汝月呆在那里,这些年,父亲没有回过家,那便是说凶多吉少了,她再看桦月哭得那样凄婉,心口一痛,险些也要跟着哭了出来。
明源帝坐在那里,始终都没有开口,太后见热热闹闹的场面,因为叙了几句家常话,忽而峰回路转,变得凄凉起来,轻咳一声道:“这是要做什么,分开这些年的亲姐妹,见到面,不是应该欢欢喜喜的,一个都不许哭啊,哀家年纪大了,最经不起这些的。”
乌兰从身后递传了帕子上来,汝月赶紧接过来,按在眼角边,那边双玉也殷殷勤勤地给桦月递上了帕子,桦月一双眼睛通红通红的,配上她雪白的皮肤,活脱脱像只受了惊吓的小白兔。

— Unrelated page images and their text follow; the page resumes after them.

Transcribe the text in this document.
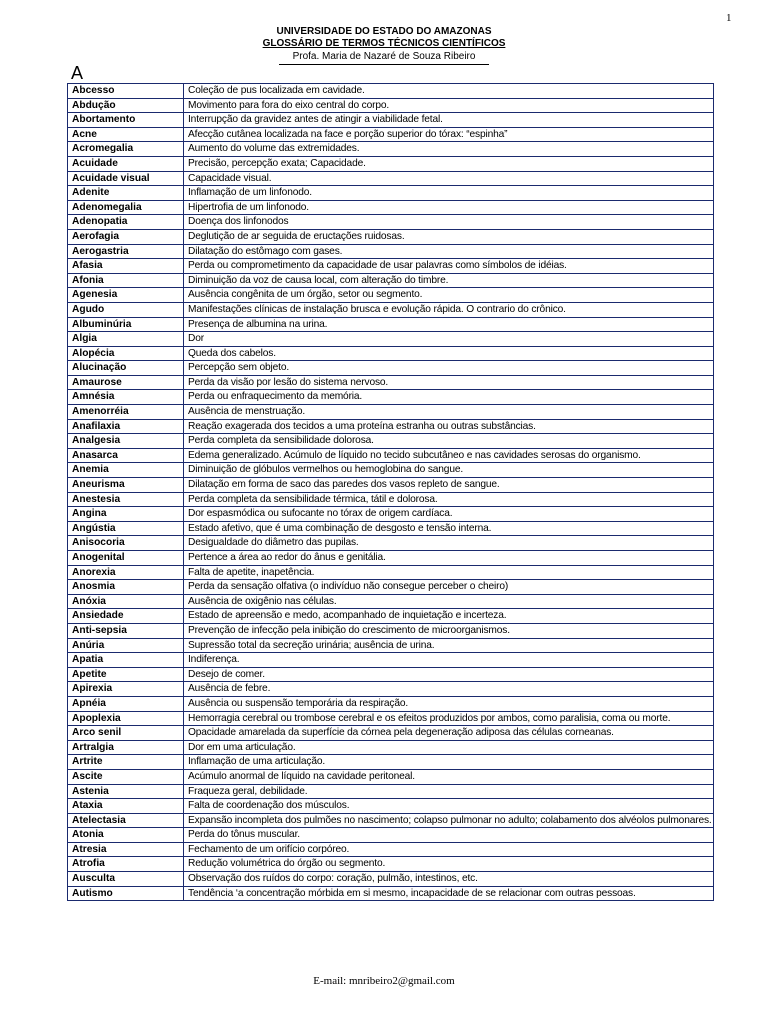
1
UNIVERSIDADE DO ESTADO DO AMAZONAS
GLOSSÁRIO DE TERMOS TÉCNICOS CIENTÍFICOS
Profa. Maria de Nazaré de Souza Ribeiro
A
Abcesso	Coleção de pus localizada em cavidade.
Abdução	Movimento para fora do eixo central do corpo.
Abortamento	Interrupção da gravidez antes de atingir a viabilidade fetal.
Acne	Afecção cutânea localizada na face e porção superior do tórax: “espinha”
Acromegalia	Aumento do volume das extremidades.
Acuidade	Precisão, percepção exata; Capacidade.
Acuidade visual	Capacidade visual.
Adenite	Inflamação de um linfonodo.
Adenomegalia	Hipertrofia de um linfonodo.
Adenopatia	Doença dos linfonodos
Aerofagia	Deglutição de ar seguida de eructações ruidosas.
Aerogastria	Dilatação do estômago com gases.
Afasia	Perda ou comprometimento da capacidade de usar palavras como símbolos de idéias.
Afonia	Diminuição da voz de causa local, com alteração do timbre.
Agenesia	Ausência congênita de um órgão, setor ou segmento.
Agudo	Manifestações clínicas de instalação brusca e evolução rápida. O contrario do crônico.
Albuminúria	Presença de albumina na urina.
Algia	Dor
Alopécia	Queda dos cabelos.
Alucinação	Percepção sem objeto.
Amaurose	Perda da visão por lesão do sistema nervoso.
Amnésia	Perda ou enfraquecimento da memória.
Amenorréia	Ausência de menstruação.
Anafilaxia	Reação exagerada dos tecidos a uma proteína estranha ou outras substâncias.
Analgesia	Perda completa da sensibilidade dolorosa.
Anasarca	Edema generalizado. Acúmulo de líquido no tecido subcutâneo e nas cavidades serosas do organismo.
Anemia	Diminuição de glóbulos vermelhos ou hemoglobina do sangue.
Aneurisma	Dilatação em forma de saco das paredes dos vasos repleto de sangue.
Anestesia	Perda completa da sensibilidade térmica, tátil e dolorosa.
Angina	Dor espasmódica ou sufocante no tórax de origem cardíaca.
Angústia	Estado afetivo, que é uma combinação de desgosto e tensão interna.
Anisocoria	Desigualdade do diâmetro das pupilas.
Anogenital	Pertence a área ao redor do ânus e genitália.
Anorexia	Falta de apetite, inapetência.
Anosmia	Perda da sensação olfativa (o indivíduo não consegue perceber o cheiro)
Anóxia	Ausência de oxigênio nas células.
Ansiedade	Estado de apreensão e medo, acompanhado de inquietação e incerteza.
Anti-sepsia	Prevenção de infecção pela inibição do crescimento de microorganismos.
Anúria	Supressão total da secreção urinária; ausência de urina.
Apatia	Indiferença.
Apetite	Desejo de comer.
Apirexia	Ausência de febre.
Apnéia	Ausência ou suspensão temporária da respiração.
Apoplexia	Hemorragia cerebral ou trombose cerebral e os efeitos produzidos por ambos, como paralisia, coma ou morte.
Arco senil	Opacidade amarelada da superfície da córnea pela degeneração adiposa das células corneanas.
Artralgia	Dor em uma articulação.
Artrite	Inflamação de uma articulação.
Ascite	Acúmulo anormal de líquido na cavidade peritoneal.
Astenia	Fraqueza geral, debilidade.
Ataxia	Falta de coordenação dos músculos.
Atelectasia	Expansão incompleta dos pulmões no nascimento; colapso pulmonar no adulto; colabamento dos alvéolos pulmonares.
Atonia	Perda do tônus muscular.
Atresia	Fechamento de um orifício corpóreo.
Atrofia	Redução volumétrica do órgão ou segmento.
Ausculta	Observação dos ruídos do corpo: coração, pulmão, intestinos, etc.
Autismo	Tendência ‘a concentração mórbida em si mesmo, incapacidade de se relacionar com outras pessoas.
E-mail: mnribeiro2@gmail.com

虽说是哭相难看了些,姐妹俩中间的隔阂却是被彻底打开了,桦月下意识地往汝月身边坐了坐,汝月当然很清楚,这会儿众目睽睽之下,不能问及父亲到底是怎么回事,如果父亲不曾回去,那么桦月这些年,又是怎么过来的,她忍着不停翻腾的疑惑,抬起手来,给桦月擦拭一下眼角,低声道:“在宫里头,不能这般随性,你已经不是小孩子了。”
桦月唔了两声,没有开口,乖巧地点了点头。
方国义等了半晌,见汝月一副油盐不进的样子,咳嗽了一声,才想要开口说话,明源帝却赶在他之前,沉声说道:“如妃现今怀着孩子,姐妹相认固然是好,以前的那些事情,还是暂且搁置在一边,等一等再说,要是偏偏在这个时候,问长问短的,影响了她的心情,原太医才说了,她胎气有些不稳,需要安安静静地休养才好。”
汝月用眼角余光瞄了一下皇上,原太医明明说的是她胎气很稳健,原来皇上说起谎来也是眼睛都不会眨的,太后立即就发急了,拉着汝月的手,上下打量:“原太医如何说的,看着气色还不错,如何就胎气不稳了,皇上怎么不早说,早知道如此,哀家何苦让她从琉璃宫里头出来,万一伤了身子,真成了哀家的罪过了。”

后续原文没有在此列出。